En fait nous sommes à l’orée d’un changement dont nous ne pouvons anticiper les conséquences. Cela dépendra des acteurs, professionnels, politiques et économiques, puisque les enjeux sont aussi de cet ordre. Mais cela prendra quelques années. A nous de définir une position politique qui puisse servir de point d’appui aux décisions de chacun.

 

Petit plus !

En supplément je vous fournis le tableau des dérogations qui concernent les heures pédagogiques et les stages dans les instituts de formation :

Etant donné qu’il faut un doctorat en médecine, un master en psychologie ou en psychanalyse la plupart des candidats bénéficient d’une dispense.
La base est un minimum de 400 heures de cours et cinq mois de stage (temps plein), cela correspond, pour donner une idée, à une année universitaire et demie, minimum. Reste à savoir que cette base est destinée à ceux qui ne bénéficient pas de dérogations. Donc ceux qui ont un master mention ou spécialité psychanalyse sans être inscrit comme analyste, ou ceux qui ont un master de psychologie sans le titre de psychologue (n’ayant pas la licence de psychologie donc).

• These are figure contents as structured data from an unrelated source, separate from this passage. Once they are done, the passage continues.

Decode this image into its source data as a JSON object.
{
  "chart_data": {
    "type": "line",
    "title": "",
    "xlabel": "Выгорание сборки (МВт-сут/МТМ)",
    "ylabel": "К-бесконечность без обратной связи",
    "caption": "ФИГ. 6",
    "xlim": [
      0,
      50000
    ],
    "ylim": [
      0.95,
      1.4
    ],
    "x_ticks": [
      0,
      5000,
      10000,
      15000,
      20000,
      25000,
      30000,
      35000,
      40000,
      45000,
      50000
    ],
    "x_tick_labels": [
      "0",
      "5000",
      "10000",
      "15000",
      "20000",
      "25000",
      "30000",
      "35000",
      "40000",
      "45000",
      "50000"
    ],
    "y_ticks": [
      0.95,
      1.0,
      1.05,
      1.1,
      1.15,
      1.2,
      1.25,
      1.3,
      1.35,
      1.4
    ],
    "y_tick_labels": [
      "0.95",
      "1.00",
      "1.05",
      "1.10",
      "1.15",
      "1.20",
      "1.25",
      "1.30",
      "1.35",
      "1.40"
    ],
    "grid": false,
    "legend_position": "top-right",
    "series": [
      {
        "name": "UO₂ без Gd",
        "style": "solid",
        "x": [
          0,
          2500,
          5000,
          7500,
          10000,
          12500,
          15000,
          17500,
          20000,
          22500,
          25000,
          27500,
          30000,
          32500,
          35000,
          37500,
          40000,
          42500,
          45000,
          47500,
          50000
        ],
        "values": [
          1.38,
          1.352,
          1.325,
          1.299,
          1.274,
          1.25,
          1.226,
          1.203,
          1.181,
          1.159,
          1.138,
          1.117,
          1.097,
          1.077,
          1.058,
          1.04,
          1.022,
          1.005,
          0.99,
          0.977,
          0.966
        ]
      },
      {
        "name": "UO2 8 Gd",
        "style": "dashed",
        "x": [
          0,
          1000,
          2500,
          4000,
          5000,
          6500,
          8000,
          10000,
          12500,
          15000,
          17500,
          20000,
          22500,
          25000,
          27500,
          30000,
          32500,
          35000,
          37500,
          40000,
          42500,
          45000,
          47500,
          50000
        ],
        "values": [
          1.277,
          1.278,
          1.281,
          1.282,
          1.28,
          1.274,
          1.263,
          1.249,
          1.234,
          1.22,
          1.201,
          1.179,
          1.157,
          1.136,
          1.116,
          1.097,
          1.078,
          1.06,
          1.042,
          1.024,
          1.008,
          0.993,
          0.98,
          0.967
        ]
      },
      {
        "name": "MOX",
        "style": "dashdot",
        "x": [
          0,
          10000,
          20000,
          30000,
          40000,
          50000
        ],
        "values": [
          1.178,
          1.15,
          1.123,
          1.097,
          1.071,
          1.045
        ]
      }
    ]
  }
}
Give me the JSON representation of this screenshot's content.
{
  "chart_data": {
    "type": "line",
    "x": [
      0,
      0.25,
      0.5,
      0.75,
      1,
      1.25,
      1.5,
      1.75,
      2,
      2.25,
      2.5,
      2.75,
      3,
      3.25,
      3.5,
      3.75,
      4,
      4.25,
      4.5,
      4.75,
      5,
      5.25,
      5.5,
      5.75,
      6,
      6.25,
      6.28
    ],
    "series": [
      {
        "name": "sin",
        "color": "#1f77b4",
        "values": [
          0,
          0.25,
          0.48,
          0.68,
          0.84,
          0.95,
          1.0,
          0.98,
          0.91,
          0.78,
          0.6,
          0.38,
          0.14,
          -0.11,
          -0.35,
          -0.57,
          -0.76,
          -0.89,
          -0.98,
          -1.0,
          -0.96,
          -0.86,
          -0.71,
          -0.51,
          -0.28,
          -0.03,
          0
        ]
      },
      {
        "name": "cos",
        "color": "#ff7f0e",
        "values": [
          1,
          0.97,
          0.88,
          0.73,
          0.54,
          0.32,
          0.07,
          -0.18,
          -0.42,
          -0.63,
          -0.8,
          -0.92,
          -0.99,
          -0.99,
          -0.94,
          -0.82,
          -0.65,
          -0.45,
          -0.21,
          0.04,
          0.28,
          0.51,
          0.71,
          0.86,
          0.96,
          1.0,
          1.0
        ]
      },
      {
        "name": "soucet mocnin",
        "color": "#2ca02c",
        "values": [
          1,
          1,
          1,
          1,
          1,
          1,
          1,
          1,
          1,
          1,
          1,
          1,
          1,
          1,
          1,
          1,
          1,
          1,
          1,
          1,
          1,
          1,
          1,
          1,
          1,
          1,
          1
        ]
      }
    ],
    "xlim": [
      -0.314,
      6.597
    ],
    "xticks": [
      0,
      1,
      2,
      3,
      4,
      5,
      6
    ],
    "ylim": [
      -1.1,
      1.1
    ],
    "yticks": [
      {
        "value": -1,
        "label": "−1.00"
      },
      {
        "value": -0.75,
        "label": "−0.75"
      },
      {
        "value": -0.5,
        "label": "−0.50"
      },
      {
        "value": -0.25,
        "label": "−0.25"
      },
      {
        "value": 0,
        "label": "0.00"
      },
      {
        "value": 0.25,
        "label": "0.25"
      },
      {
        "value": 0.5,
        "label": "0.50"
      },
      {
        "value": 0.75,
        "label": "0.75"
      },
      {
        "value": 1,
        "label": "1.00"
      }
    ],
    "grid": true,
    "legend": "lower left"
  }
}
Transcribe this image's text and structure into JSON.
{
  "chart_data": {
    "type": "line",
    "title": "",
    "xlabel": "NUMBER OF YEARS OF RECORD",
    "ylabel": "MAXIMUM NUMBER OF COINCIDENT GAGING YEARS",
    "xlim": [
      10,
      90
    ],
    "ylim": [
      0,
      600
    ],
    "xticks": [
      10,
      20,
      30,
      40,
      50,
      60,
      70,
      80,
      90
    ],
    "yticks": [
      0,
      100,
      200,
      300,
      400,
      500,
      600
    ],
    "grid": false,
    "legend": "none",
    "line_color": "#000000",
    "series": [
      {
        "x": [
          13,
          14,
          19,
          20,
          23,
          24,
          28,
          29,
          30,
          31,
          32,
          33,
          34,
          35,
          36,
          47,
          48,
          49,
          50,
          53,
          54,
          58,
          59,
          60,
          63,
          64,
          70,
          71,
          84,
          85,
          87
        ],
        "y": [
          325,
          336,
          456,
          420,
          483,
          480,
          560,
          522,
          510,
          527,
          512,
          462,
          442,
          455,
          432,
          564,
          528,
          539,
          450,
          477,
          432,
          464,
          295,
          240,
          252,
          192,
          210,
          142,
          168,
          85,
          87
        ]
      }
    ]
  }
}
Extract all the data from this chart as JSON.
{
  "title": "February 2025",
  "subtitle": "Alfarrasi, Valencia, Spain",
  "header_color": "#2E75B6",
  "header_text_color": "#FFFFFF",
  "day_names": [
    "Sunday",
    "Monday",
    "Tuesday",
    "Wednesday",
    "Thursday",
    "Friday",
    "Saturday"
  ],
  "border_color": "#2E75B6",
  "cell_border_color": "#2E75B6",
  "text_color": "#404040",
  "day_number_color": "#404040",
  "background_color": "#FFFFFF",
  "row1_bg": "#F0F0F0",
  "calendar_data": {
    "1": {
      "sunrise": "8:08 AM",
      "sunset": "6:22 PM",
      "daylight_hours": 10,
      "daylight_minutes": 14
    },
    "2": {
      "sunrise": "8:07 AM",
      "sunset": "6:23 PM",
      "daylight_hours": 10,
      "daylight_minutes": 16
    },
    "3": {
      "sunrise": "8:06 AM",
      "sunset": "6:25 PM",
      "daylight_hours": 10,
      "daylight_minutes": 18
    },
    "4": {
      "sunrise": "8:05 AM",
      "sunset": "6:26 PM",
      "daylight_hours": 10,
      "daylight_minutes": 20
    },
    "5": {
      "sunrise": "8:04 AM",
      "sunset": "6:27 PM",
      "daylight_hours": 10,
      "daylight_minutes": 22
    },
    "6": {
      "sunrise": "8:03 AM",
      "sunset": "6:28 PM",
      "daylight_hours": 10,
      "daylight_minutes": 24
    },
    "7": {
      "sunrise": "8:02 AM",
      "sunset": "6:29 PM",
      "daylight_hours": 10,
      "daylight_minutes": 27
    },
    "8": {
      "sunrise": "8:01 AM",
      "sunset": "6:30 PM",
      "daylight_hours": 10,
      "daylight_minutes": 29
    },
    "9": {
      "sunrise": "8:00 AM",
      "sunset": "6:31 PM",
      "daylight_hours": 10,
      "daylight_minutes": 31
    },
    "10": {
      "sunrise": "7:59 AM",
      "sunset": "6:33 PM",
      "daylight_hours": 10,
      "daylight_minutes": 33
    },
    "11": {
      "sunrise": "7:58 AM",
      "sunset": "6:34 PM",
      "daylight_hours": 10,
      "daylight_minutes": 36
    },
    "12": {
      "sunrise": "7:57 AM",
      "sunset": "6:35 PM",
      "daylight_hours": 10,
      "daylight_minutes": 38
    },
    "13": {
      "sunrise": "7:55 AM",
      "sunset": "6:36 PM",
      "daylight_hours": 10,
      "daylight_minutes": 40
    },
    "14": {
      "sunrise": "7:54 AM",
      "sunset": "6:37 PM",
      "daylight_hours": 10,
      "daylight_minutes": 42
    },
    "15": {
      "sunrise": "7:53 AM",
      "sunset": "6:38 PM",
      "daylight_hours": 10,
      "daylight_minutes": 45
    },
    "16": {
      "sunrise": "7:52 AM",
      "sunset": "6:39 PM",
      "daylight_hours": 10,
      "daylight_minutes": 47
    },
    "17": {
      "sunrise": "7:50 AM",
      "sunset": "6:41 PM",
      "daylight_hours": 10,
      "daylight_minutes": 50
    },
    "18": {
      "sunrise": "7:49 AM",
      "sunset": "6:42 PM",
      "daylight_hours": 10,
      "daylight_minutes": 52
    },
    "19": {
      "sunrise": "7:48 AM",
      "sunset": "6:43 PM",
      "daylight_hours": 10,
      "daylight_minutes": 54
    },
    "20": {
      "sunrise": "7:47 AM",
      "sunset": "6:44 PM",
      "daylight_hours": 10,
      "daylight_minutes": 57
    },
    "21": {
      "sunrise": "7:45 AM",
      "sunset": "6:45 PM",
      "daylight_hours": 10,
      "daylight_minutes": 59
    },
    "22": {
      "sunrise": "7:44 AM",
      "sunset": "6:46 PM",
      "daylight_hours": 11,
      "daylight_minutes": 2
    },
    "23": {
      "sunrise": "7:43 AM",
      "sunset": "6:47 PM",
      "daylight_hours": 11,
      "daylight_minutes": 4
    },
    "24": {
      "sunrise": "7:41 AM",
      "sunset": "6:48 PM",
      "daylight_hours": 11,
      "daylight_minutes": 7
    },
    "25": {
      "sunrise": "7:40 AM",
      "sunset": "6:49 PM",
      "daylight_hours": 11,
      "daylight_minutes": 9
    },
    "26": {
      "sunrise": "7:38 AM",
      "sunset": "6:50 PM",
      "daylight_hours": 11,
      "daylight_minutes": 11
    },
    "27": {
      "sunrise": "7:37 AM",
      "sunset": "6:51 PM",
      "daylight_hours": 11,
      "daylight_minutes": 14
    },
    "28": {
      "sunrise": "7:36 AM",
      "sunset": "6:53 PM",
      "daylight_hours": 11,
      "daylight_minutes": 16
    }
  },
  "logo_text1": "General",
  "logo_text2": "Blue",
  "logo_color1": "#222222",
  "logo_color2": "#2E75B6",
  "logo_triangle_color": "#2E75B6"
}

Les psychiatres sont donc totalement dispensés.

Les psychologues ayant une formation en psychopathologie clinique : 150 heures de cours minimum et deux mois de stages (TP), donc environ une année universitaire
Les médecins 200 heures de cours et deux mois de stage (TP), idem.
Les psychanalystes régulièrement inscrit dans des annuaires professionnels, 200 heures de cours et deux mois de stage (TP), idem.
Les psychologues sans formation en psychopathologie clinique, 300 heures de cours et cinq mois de stage (TP) donc environ deux années universitaire.

Ces dérogations s’articulant sur les quatre grands axes d’enseignements qui sont :

- Développement, fonctionnement et processus psychique (100 h).
- Critères de discernement des grandes pathologies psychiatriques (100 h).
- Théories se rapportant à la psychopathologie (100 h).
- Principales approches utilisées en psychothérapie (100 h).

Sachant que la dérogation peut scinder des thèmes, par exemple pour les psychologues ayant une formation en psychopathologie clinique, il est demandé : cinquante heures sur les critères, cinquante heures sur les théories et cinquante heures sur les approches !

Cela va être coton de mettre en place des promotions et de conserver une apparente unité à tout ça !!!